If the ratios of drug types seen in local municipalities like Contra Costa hold true at the level of the federal asset forfeiture deposits, it means that roughly $661 million would have been collected by the federal government’s asset forfeiture program from seizures related to marijuana in FY 2019.

2019 FY

Total Deposits Federal Asset Forfeiture Fund: $2.1 billion

Total Estimated From Illegal Drugs and Contraband: $1.6 billion

Note: these figures do not represent the total value of cash and property seized in the U.S., as most law enforcement agencies can keep what they seize, and do not conduct all activity in conjunction with federal agencies in order to take part in the Equitable Sharing Program. These values represent only what was forfeited at the federal level.

Major Reforms Are Still Needed

Amidst the robust national debate currently being had about reforms to policing in the aftermath of the killing of George Floyd in Minneapolis police custody last month, state and federal lawmakers are weighing a range of options to make policing more equitable, including eliminating incentives for police malpractice.

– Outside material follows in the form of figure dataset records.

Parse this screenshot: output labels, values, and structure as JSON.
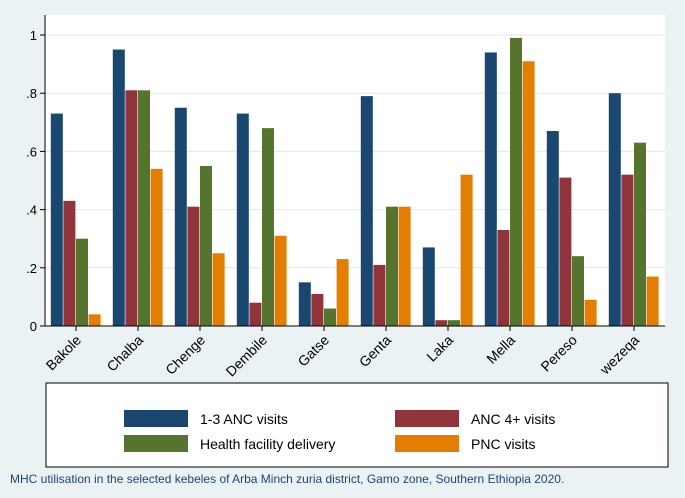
{
  "chart_data": {
    "type": "bar",
    "title": "",
    "xlabel": "",
    "ylabel": "",
    "ylim": [
      0,
      1
    ],
    "yticks": [
      0,
      0.2,
      0.4,
      0.6,
      0.8,
      1
    ],
    "ytick_labels": [
      "0",
      ".2",
      ".4",
      ".6",
      ".8",
      "1"
    ],
    "categories": [
      "Bakole",
      "Chalba",
      "Chenge",
      "Dembile",
      "Gatse",
      "Genta",
      "Laka",
      "Mella",
      "Pereso",
      "wezeqa"
    ],
    "series": [
      {
        "name": "1-3 ANC visits",
        "color": "#1a476f",
        "values": [
          0.73,
          0.95,
          0.75,
          0.73,
          0.15,
          0.79,
          0.27,
          0.94,
          0.67,
          0.8
        ]
      },
      {
        "name": "ANC 4+ visits",
        "color": "#90353b",
        "values": [
          0.43,
          0.81,
          0.41,
          0.08,
          0.11,
          0.21,
          0.02,
          0.33,
          0.51,
          0.52
        ]
      },
      {
        "name": "Health facility delivery",
        "color": "#55752f",
        "values": [
          0.3,
          0.81,
          0.55,
          0.68,
          0.06,
          0.41,
          0.02,
          0.99,
          0.24,
          0.63
        ]
      },
      {
        "name": "PNC visits",
        "color": "#e37e00",
        "values": [
          0.04,
          0.54,
          0.25,
          0.31,
          0.23,
          0.41,
          0.52,
          0.91,
          0.09,
          0.17
        ]
      }
    ],
    "legend_position": "bottom",
    "caption": "MHC utilisation in the selected kebeles of Arba Minch zuria district, Gamo zone, Southern Ethiopia 2020."
  }
}
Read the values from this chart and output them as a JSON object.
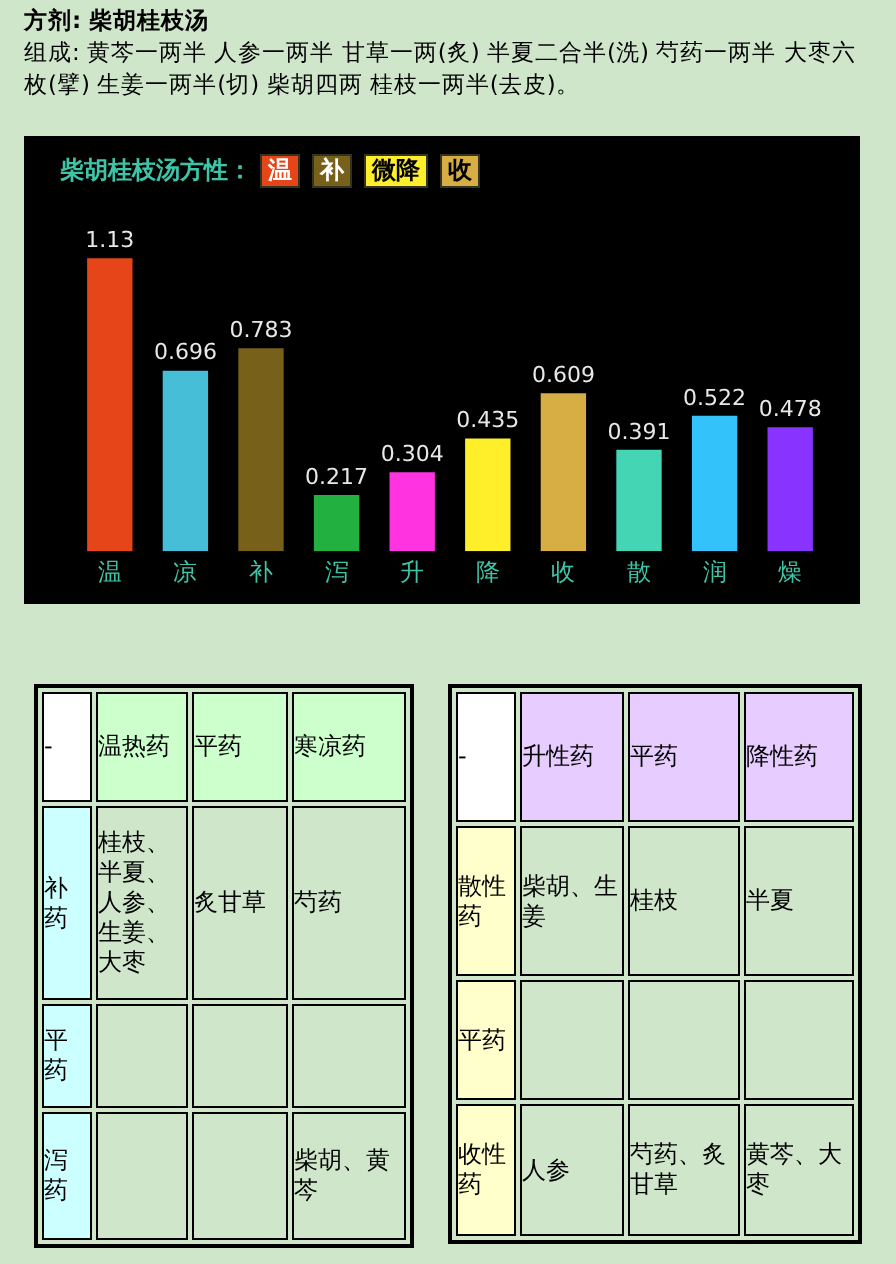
{
  "chart_data": [
    {
      "type": "bar",
      "title": "方剂: 柴胡桂枝汤",
      "subtitle": "组成: 黄芩一两半  人参一两半  甘草一两(炙)  半夏二合半(洗)  芍药一两半  大枣六枚(擘)  生姜一两半(切)  柴胡四两  桂枝一两半(去皮)。",
      "annotations": [
        "柴胡桂枝汤方性：",
        "温",
        "补",
        "微降",
        "收"
      ],
      "categories": [
        "温",
        "凉",
        "补",
        "泻",
        "升",
        "降",
        "收",
        "散",
        "润",
        "燥"
      ],
      "values": [
        1.13,
        0.696,
        0.783,
        0.217,
        0.304,
        0.435,
        0.609,
        0.391,
        0.522,
        0.478
      ],
      "colors": [
        "#e64519",
        "#46bed8",
        "#77601a",
        "#22b041",
        "#ff33e0",
        "#ffee2a",
        "#d6ae44",
        "#44d6b4",
        "#33c3fa",
        "#8833ff"
      ],
      "data_labels": true,
      "legend": false
    },
    {
      "type": "other",
      "annotations": [
        "-"
      ],
      "categories": [
        "温热药",
        "平药",
        "寒凉药"
      ],
      "y_categories": [
        "补药",
        "平药",
        "泻药"
      ],
      "cell_labels": [
        [
          "桂枝、半夏、人参、生姜、大枣",
          "炙甘草",
          "芍药"
        ],
        [
          null,
          null,
          null
        ],
        [
          null,
          null,
          "柴胡、黄芩"
        ]
      ]
    },
    {
      "type": "other",
      "annotations": [
        "-"
      ],
      "categories": [
        "升性药",
        "平药",
        "降性药"
      ],
      "y_categories": [
        "散性药",
        "平药",
        "收性药"
      ],
      "cell_labels": [
        [
          "柴胡、生姜",
          "桂枝",
          "半夏"
        ],
        [
          null,
          null,
          null
        ],
        [
          "人参",
          "芍药、炙甘草",
          "黄芩、大枣"
        ]
      ]
    }
  ]
}
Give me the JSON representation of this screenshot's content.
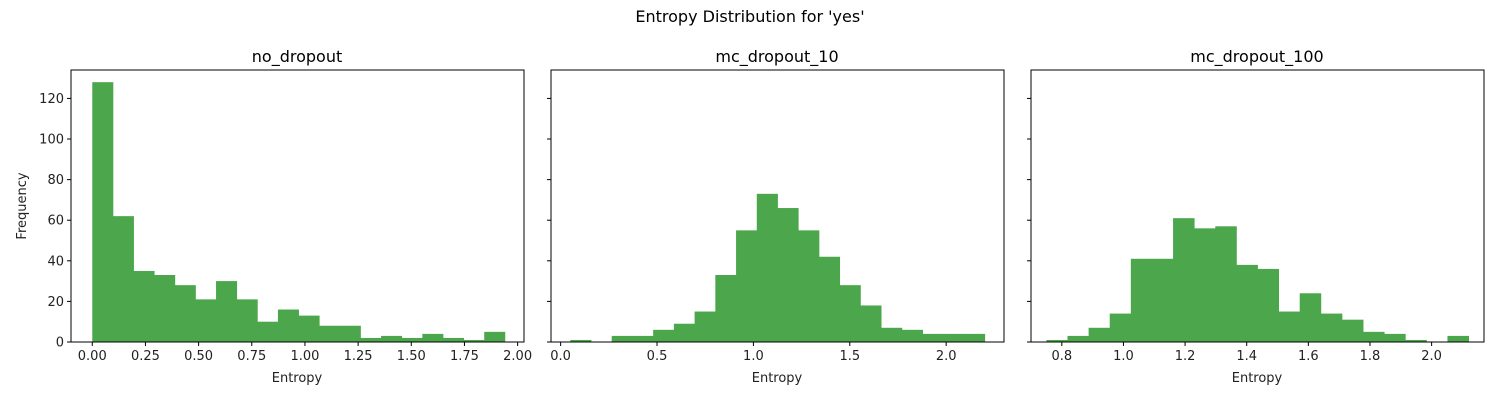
{
  "figure": {
    "suptitle": "Entropy Distribution for 'yes'",
    "bar_color": "#4ca64c",
    "ylabel": "Frequency"
  },
  "chart_data": [
    {
      "type": "bar",
      "title": "no_dropout",
      "xlabel": "Entropy",
      "ylabel": "Frequency",
      "xlim": [
        -0.1,
        2.03
      ],
      "ylim": [
        0,
        134
      ],
      "xticks": [
        0.0,
        0.25,
        0.5,
        0.75,
        1.0,
        1.25,
        1.5,
        1.75,
        2.0
      ],
      "xtick_labels": [
        "0.00",
        "0.25",
        "0.50",
        "0.75",
        "1.00",
        "1.25",
        "1.50",
        "1.75",
        "2.00"
      ],
      "yticks": [
        0,
        20,
        40,
        60,
        80,
        100,
        120
      ],
      "ytick_labels": [
        "0",
        "20",
        "40",
        "60",
        "80",
        "100",
        "120"
      ],
      "bin_edges": [
        0.0,
        0.097,
        0.194,
        0.291,
        0.388,
        0.485,
        0.582,
        0.679,
        0.776,
        0.873,
        0.97,
        1.067,
        1.164,
        1.261,
        1.358,
        1.455,
        1.552,
        1.649,
        1.746,
        1.843,
        1.94
      ],
      "values": [
        128,
        62,
        35,
        33,
        28,
        21,
        30,
        21,
        10,
        16,
        13,
        8,
        8,
        2,
        3,
        2,
        4,
        2,
        1,
        5
      ]
    },
    {
      "type": "bar",
      "title": "mc_dropout_10",
      "xlabel": "Entropy",
      "xlim": [
        -0.05,
        2.3
      ],
      "ylim": [
        0,
        134
      ],
      "xticks": [
        0.0,
        0.5,
        1.0,
        1.5,
        2.0
      ],
      "xtick_labels": [
        "0.0",
        "0.5",
        "1.0",
        "1.5",
        "2.0"
      ],
      "yticks": [
        0,
        20,
        40,
        60,
        80,
        100,
        120
      ],
      "bin_edges": [
        0.05,
        0.1575,
        0.265,
        0.3725,
        0.48,
        0.5875,
        0.695,
        0.8025,
        0.91,
        1.0175,
        1.125,
        1.2325,
        1.34,
        1.4475,
        1.555,
        1.6625,
        1.77,
        1.8775,
        1.985,
        2.0925,
        2.2
      ],
      "values": [
        1,
        0,
        3,
        3,
        6,
        9,
        15,
        33,
        55,
        73,
        66,
        55,
        42,
        28,
        18,
        7,
        6,
        4,
        4,
        4
      ]
    },
    {
      "type": "bar",
      "title": "mc_dropout_100",
      "xlabel": "Entropy",
      "xlim": [
        0.7,
        2.17
      ],
      "ylim": [
        0,
        134
      ],
      "xticks": [
        0.8,
        1.0,
        1.2,
        1.4,
        1.6,
        1.8,
        2.0
      ],
      "xtick_labels": [
        "0.8",
        "1.0",
        "1.2",
        "1.4",
        "1.6",
        "1.8",
        "2.0"
      ],
      "yticks": [
        0,
        20,
        40,
        60,
        80,
        100,
        120
      ],
      "bin_edges": [
        0.75,
        0.8185,
        0.887,
        0.9555,
        1.024,
        1.0925,
        1.161,
        1.2295,
        1.298,
        1.3665,
        1.435,
        1.5035,
        1.572,
        1.6405,
        1.709,
        1.7775,
        1.846,
        1.9145,
        1.983,
        2.0515,
        2.12
      ],
      "values": [
        1,
        3,
        7,
        14,
        41,
        41,
        61,
        56,
        57,
        38,
        36,
        15,
        24,
        14,
        11,
        5,
        4,
        1,
        0,
        3
      ]
    }
  ]
}
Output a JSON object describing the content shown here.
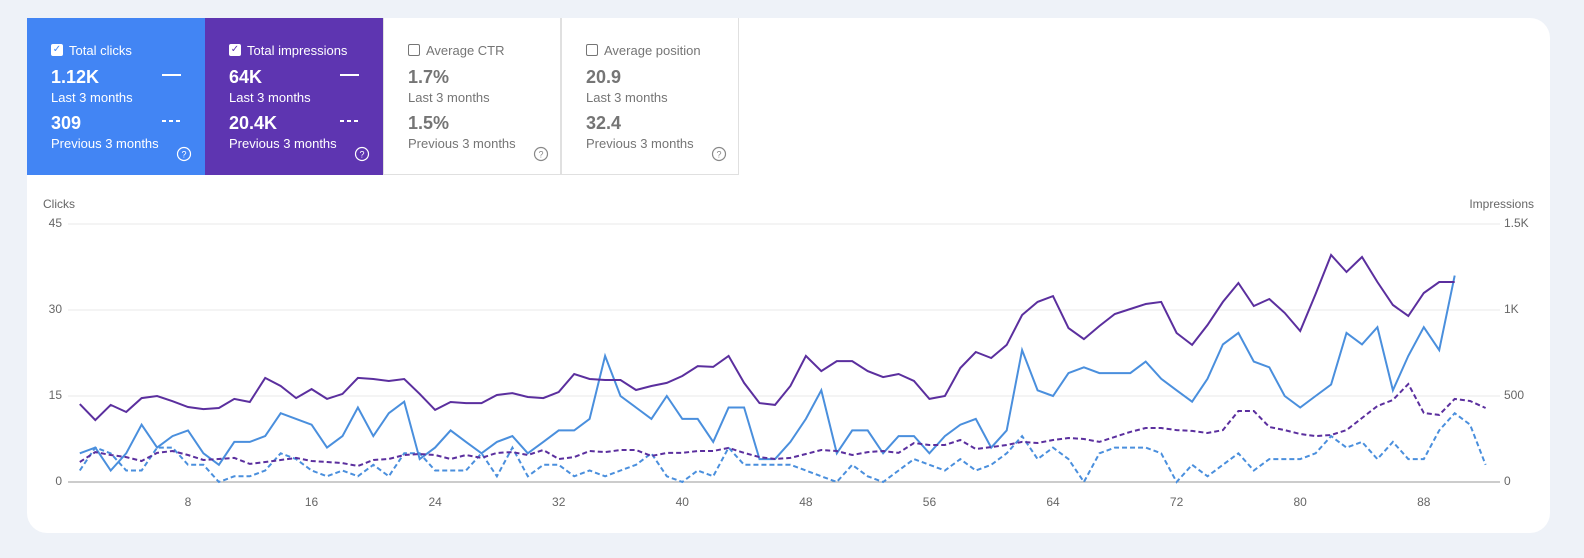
{
  "metrics": [
    {
      "label": "Total clicks",
      "checked": true,
      "color": "#4285f4",
      "current": {
        "value": "1.12K",
        "period": "Last 3 months"
      },
      "previous": {
        "value": "309",
        "period": "Previous 3 months"
      }
    },
    {
      "label": "Total impressions",
      "checked": true,
      "color": "#5e35b1",
      "current": {
        "value": "64K",
        "period": "Last 3 months"
      },
      "previous": {
        "value": "20.4K",
        "period": "Previous 3 months"
      }
    },
    {
      "label": "Average CTR",
      "checked": false,
      "current": {
        "value": "1.7%",
        "period": "Last 3 months"
      },
      "previous": {
        "value": "1.5%",
        "period": "Previous 3 months"
      }
    },
    {
      "label": "Average position",
      "checked": false,
      "current": {
        "value": "20.9",
        "period": "Last 3 months"
      },
      "previous": {
        "value": "32.4",
        "period": "Previous 3 months"
      }
    }
  ],
  "chart_data": {
    "type": "line",
    "y_label": "Clicks",
    "y2_label": "Impressions",
    "x": [
      1,
      2,
      3,
      4,
      5,
      6,
      7,
      8,
      9,
      10,
      11,
      12,
      13,
      14,
      15,
      16,
      17,
      18,
      19,
      20,
      21,
      22,
      23,
      24,
      25,
      26,
      27,
      28,
      29,
      30,
      31,
      32,
      33,
      34,
      35,
      36,
      37,
      38,
      39,
      40,
      41,
      42,
      43,
      44,
      45,
      46,
      47,
      48,
      49,
      50,
      51,
      52,
      53,
      54,
      55,
      56,
      57,
      58,
      59,
      60,
      61,
      62,
      63,
      64,
      65,
      66,
      67,
      68,
      69,
      70,
      71,
      72,
      73,
      74,
      75,
      76,
      77,
      78,
      79,
      80,
      81,
      82,
      83,
      84,
      85,
      86,
      87,
      88,
      89,
      90,
      91,
      92
    ],
    "xlim": [
      0,
      93
    ],
    "xticks": [
      8,
      16,
      24,
      32,
      40,
      48,
      56,
      64,
      72,
      80,
      88
    ],
    "ylim": [
      0,
      45
    ],
    "yticks": [
      0,
      15,
      30,
      45
    ],
    "y2lim": [
      0,
      1500
    ],
    "y2ticks": [
      0,
      500,
      {
        "value": 1000,
        "label": "1K"
      },
      {
        "value": 1500,
        "label": "1.5K"
      }
    ],
    "grid": true,
    "series": [
      {
        "color": "#4a8fdd",
        "dashed": false,
        "values": [
          5,
          6,
          2,
          5,
          10,
          6,
          8,
          9,
          5,
          3,
          7,
          7,
          8,
          12,
          11,
          10,
          6,
          8,
          13,
          8,
          12,
          14,
          4,
          6,
          9,
          7,
          5,
          7,
          8,
          5,
          7,
          9,
          9,
          11,
          22,
          15,
          13,
          11,
          15,
          11,
          11,
          7,
          13,
          13,
          4,
          4,
          7,
          11,
          16,
          5,
          9,
          9,
          5,
          8,
          8,
          5,
          8,
          10,
          11,
          6,
          9,
          23,
          16,
          15,
          19,
          20,
          19,
          19,
          19,
          21,
          18,
          16,
          14,
          18,
          24,
          26,
          21,
          20,
          15,
          13,
          15,
          17,
          26,
          24,
          27,
          16,
          22,
          27,
          23,
          36,
          null,
          null
        ]
      },
      {
        "color": "#4a8fdd",
        "dashed": true,
        "values": [
          2,
          6,
          5,
          2,
          2,
          6,
          6,
          3,
          3,
          0,
          1,
          1,
          2,
          5,
          4,
          2,
          1,
          2,
          1,
          3,
          1,
          5,
          5,
          2,
          2,
          2,
          5,
          1,
          6,
          1,
          3,
          3,
          1,
          2,
          1,
          2,
          3,
          5,
          1,
          0,
          2,
          1,
          6,
          3,
          3,
          3,
          3,
          2,
          1,
          0,
          3,
          1,
          0,
          2,
          4,
          3,
          2,
          4,
          2,
          3,
          5,
          8,
          4,
          6,
          4,
          0,
          5,
          6,
          6,
          6,
          5,
          0,
          3,
          1,
          3,
          5,
          2,
          4,
          4,
          4,
          5,
          8,
          6,
          7,
          4,
          7,
          4,
          4,
          9,
          12,
          10,
          3
        ]
      },
      {
        "color": "#5b2f9e",
        "dashed": false,
        "axis": "y2",
        "values": [
          453,
          360,
          448,
          407,
          488,
          500,
          470,
          436,
          424,
          430,
          483,
          465,
          605,
          558,
          488,
          540,
          483,
          512,
          605,
          599,
          587,
          599,
          512,
          419,
          465,
          459,
          459,
          506,
          517,
          494,
          488,
          523,
          628,
          599,
          593,
          593,
          535,
          558,
          576,
          616,
          674,
          669,
          733,
          576,
          459,
          448,
          558,
          733,
          645,
          703,
          703,
          645,
          610,
          628,
          587,
          483,
          500,
          663,
          756,
          721,
          797,
          971,
          1047,
          1081,
          895,
          831,
          907,
          977,
          1006,
          1035,
          1047,
          866,
          797,
          913,
          1047,
          1157,
          1023,
          1064,
          983,
          878,
          1093,
          1320,
          1221,
          1308,
          1163,
          1029,
          965,
          1099,
          1163,
          1163,
          null,
          null
        ]
      },
      {
        "color": "#5b2f9e",
        "dashed": true,
        "axis": "y2",
        "values": [
          116,
          174,
          157,
          145,
          122,
          169,
          180,
          157,
          128,
          134,
          140,
          105,
          116,
          128,
          140,
          122,
          116,
          110,
          93,
          128,
          134,
          157,
          163,
          157,
          134,
          157,
          140,
          169,
          174,
          157,
          186,
          134,
          145,
          180,
          174,
          186,
          186,
          151,
          169,
          169,
          180,
          180,
          198,
          169,
          145,
          134,
          140,
          163,
          186,
          180,
          157,
          174,
          180,
          169,
          227,
          215,
          215,
          244,
          192,
          203,
          215,
          233,
          227,
          244,
          256,
          250,
          233,
          262,
          291,
          314,
          314,
          302,
          297,
          285,
          302,
          413,
          413,
          320,
          302,
          279,
          267,
          273,
          302,
          372,
          442,
          477,
          570,
          401,
          390,
          483,
          471,
          430
        ]
      }
    ]
  }
}
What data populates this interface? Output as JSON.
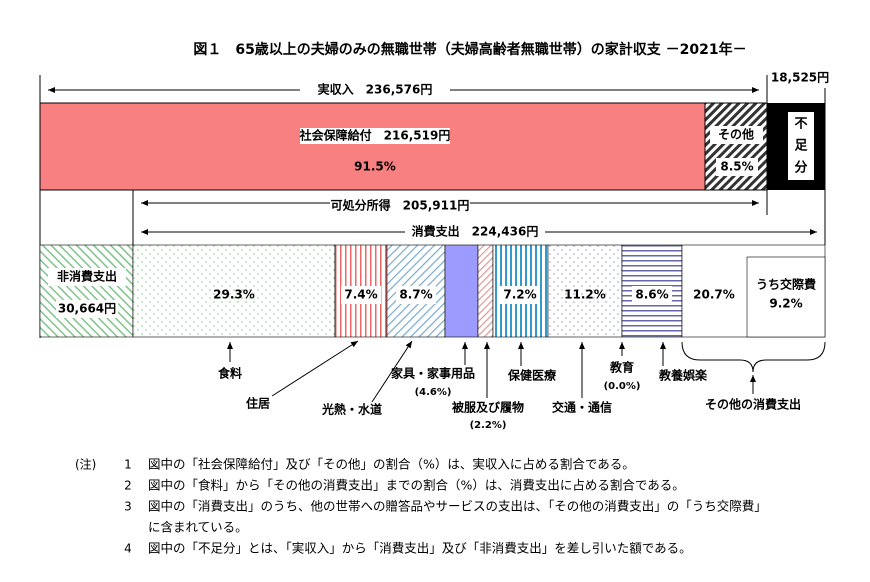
{
  "title": "図１　65歳以上の夫婦のみの無職世帯（夫婦高齢者無職世帯）の家計収支 －2021年－",
  "income": "実収入　236,576円",
  "shortfall_amount": "18,525円",
  "social_security": "社会保障給付　216,519円",
  "social_security_pct": "91.5%",
  "other_income": "その他",
  "other_income_pct": "8.5%",
  "shortfall": "不足分",
  "disposable": "可処分所得　205,911円",
  "consumption": "消費支出　224,436円",
  "non_consumption": "非消費支出",
  "non_consumption_amount": "30,664円",
  "segment_pcts": [
    "29.3%",
    "7.4%",
    "8.7%",
    "7.2%",
    "11.2%",
    "8.6%",
    "20.7%"
  ],
  "social_expense": "うち交際費",
  "social_expense_pct": "9.2%",
  "labels": {
    "food": "食料",
    "housing": "住居",
    "utilities": "光熱・水道",
    "furniture": "家具・家事用品",
    "furniture_pct": "(4.6%)",
    "clothing": "被服及び履物",
    "clothing_pct": "(2.2%)",
    "medical": "保健医療",
    "transport": "交通・通信",
    "education": "教育",
    "education_pct": "(0.0%)",
    "recreation": "教養娯楽",
    "other": "その他の消費支出"
  },
  "notes_head": "(注)",
  "notes": [
    {
      "num": "1",
      "text": "図中の「社会保障給付」及び「その他」の割合（%）は、実収入に占める割合である。"
    },
    {
      "num": "2",
      "text": "図中の「食料」から「その他の消費支出」までの割合（%）は、消費支出に占める割合である。"
    },
    {
      "num": "3",
      "text": "図中の「消費支出」のうち、他の世帯への贈答品やサービスの支出は、「その他の消費支出」の「うち交際費」"
    },
    {
      "num": "",
      "text": "に含まれている。"
    },
    {
      "num": "4",
      "text": "図中の「不足分」とは、「実収入」から「消費支出」及び「非消費支出」を差し引いた額である。"
    }
  ]
}
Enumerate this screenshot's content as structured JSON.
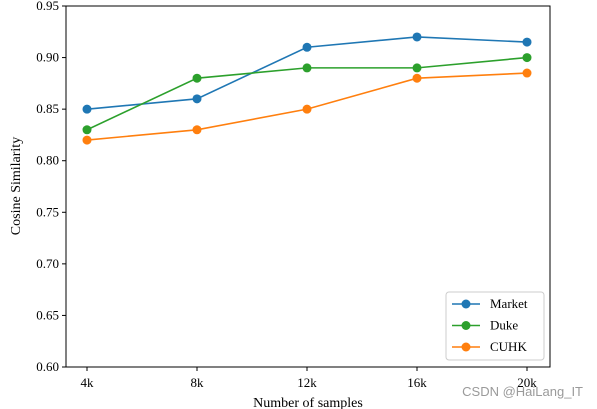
{
  "chart_data": {
    "type": "line",
    "categories": [
      "4k",
      "8k",
      "12k",
      "16k",
      "20k"
    ],
    "xlabel": "Number of samples",
    "ylabel": "Cosine Similarity",
    "ylim": [
      0.6,
      0.95
    ],
    "yticks": [
      "0.60",
      "0.65",
      "0.70",
      "0.75",
      "0.80",
      "0.85",
      "0.90",
      "0.95"
    ],
    "grid": false,
    "legend_position": "bottom-right",
    "series": [
      {
        "name": "Market",
        "color": "#1f77b4",
        "values": [
          0.85,
          0.86,
          0.91,
          0.92,
          0.915
        ]
      },
      {
        "name": "Duke",
        "color": "#2ca02c",
        "values": [
          0.83,
          0.88,
          0.89,
          0.89,
          0.9
        ]
      },
      {
        "name": "CUHK",
        "color": "#ff7f0e",
        "values": [
          0.82,
          0.83,
          0.85,
          0.88,
          0.885
        ]
      }
    ]
  },
  "watermark": "CSDN @HaiLang_IT"
}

Given the significant number of people whose property is being seized under civil asset forfeiture programs but who are never charged — and particularly since cannabis has been a major driver for the forfeitures at a time when public support for legalization is at an all-time high — reforming civil asset forfeiture laws and ensuring that those whose property has been seized have proper recourse to recover their assets should be key components. Further, having police department budgets funded by property seized from the public creates perverse incentives for law enforcement agencies in budget-constrained communities to be more aggressive in the practice in order to offset budget cuts. At a minimum, having any seized assets allocated toward community programs (or other general fund allocations outside of law enforcement) can eliminate the expectation that police pay hinges on how many assets that officers seize. Additionally, the federal Equitable Sharing Program should be reformed to eliminate the bypassing of such state level restrictions on spending. Barring such changes, the civil asset forfeiture will continue to present significant opportunities for abuses of police power.